ROBERT Hopkins (75) is a world renowned frog research academic. At his age he is past retirement but that didn’t stop him from making history when he led a team of researchers to Zimbabwe’s Eastern Highlands to find a frog specie last seen in 1962.
When Sunday News visited him at his home in Bulawayo for a cup of tea, he spoke with passion about nothing but frogs, at times glaring at the ceiling. He could easily resemble the fictional character of an old Indiana Jones with a wealth of adventures that took him to some of the riskiest places on earth and came out alive.
“I wasn’t up on the mountain when the frogs were discovered. As you can see I am old and not really in my best of health,” he said.
The ground breaking search team had Francios Becker an MSc student at the University of Cape Town, and Herbst Scott a Bsc student in entomology from Rhodes University, Robert’s wife Veronica, Fungayi Marfudze and Tor Simonson who were guides from Outward Bound School with the help of the Conservation Club of Chimanimani.
Their mission was to find the existence of a breed of small frogs known by their scientific name as Arthroleptis troglodytes otherwise known as “Cave or sinkhole squeaker”.
No known material had previously been collected since the initial 16 specimens were found in 1962, and described by the late Professor Poynton the following year. Fifty four years had gone by and successive annual searches since 1980 had yielded no results. But finally recently, Hopkins and his team with the aid of the Mohamed bin Zayed Conservation Fund broke ground.

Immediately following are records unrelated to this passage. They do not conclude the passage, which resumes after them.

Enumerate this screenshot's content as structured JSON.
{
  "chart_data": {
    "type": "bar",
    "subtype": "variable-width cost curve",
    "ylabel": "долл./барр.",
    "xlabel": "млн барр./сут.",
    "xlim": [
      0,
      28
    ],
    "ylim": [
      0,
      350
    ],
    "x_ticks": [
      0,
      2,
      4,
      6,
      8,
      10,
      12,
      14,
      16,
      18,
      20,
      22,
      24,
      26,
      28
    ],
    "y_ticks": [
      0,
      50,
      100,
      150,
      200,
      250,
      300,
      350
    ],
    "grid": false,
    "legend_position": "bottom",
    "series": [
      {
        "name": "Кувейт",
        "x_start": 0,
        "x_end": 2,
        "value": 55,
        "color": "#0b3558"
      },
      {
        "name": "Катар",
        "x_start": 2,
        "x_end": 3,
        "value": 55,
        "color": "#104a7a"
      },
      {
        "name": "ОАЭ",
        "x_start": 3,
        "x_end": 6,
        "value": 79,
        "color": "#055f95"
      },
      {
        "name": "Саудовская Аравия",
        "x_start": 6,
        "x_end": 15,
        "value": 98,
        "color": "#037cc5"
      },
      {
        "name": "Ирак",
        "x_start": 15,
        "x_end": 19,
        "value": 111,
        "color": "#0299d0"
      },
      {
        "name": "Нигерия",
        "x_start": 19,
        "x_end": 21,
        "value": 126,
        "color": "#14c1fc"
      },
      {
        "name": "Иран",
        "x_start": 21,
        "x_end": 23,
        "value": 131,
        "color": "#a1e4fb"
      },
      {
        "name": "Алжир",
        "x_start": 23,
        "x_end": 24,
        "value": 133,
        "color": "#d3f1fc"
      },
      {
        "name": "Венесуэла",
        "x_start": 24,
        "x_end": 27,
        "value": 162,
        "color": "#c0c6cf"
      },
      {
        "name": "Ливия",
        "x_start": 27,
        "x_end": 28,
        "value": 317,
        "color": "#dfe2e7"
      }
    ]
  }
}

“It’s hard to see these frogs because they don’t even grow as big as your thumb nail,” he said, as he showed this reporter the ones he is breeding at his home nursery.
Interestingly, Hopkins aunt, Marjorie Eileen Doris Courtenay-Latimer (24 February 1907-17 May 2004) in 1936 East London South Africa discovered a fish specie that was understood to have become extinct 200 million years ago.
“It could have been one of those creatures of 200 million years ago come alive again,” scientists said of her find.
Back to the Cave squeaker, there’s no place in the world where its natural habitat is known to be other than an area of 5,2 square acres around and in the vicinity of Bundi River in Chimanimani.
Over the years, it was speculated that the rare frogs could be found across the river well into Mozambique, However, no specimen was found there.
“Herpetologists attending a meeting in Cape Town in November 2015 agreed that these frogs were part of the top 10 most endangered species. Since we have found them, we resolved to breed them ex-situ because human activity such as mining in the area could finish whatever remains of them,” he said.
The inclusion of Becker, the man who actually spotted the frogs was because he had to study what they ate to keep them alive as the world wondered about their existence for the past 54 years.
“He used his knowledge to locate them even though it was his first encounter. He first located four males and later a female.
They are alive and eating well and I hope they breed and we study more of them and their mannerisms,” he said.
There’s been worldwide interest in the exclusively Zimbabwean find of note is Professor Alan Channing of the University of Stellenbosch in South Africa who has requested to study the frogs’ DNA.
Hopkins is a research associate at the Natural History Museum of Zimbabwe in Bulawayo. For this world famous rediscovery, he has engaged National Parks to come on board to help create sanctuaries for this nearly extinct frog. Admittedly, he’s past his prime and his wish is to see more young scientists taking up the challenge.
“I had relatively young people on this team. They have a bright future and my hope is to see more and more youngsters in this field. In all these years I have been researching; I learnt that there’s a lot we don’t know about our country. It takes dedicated researchers to unearth some of the things we are not aware of,” he said.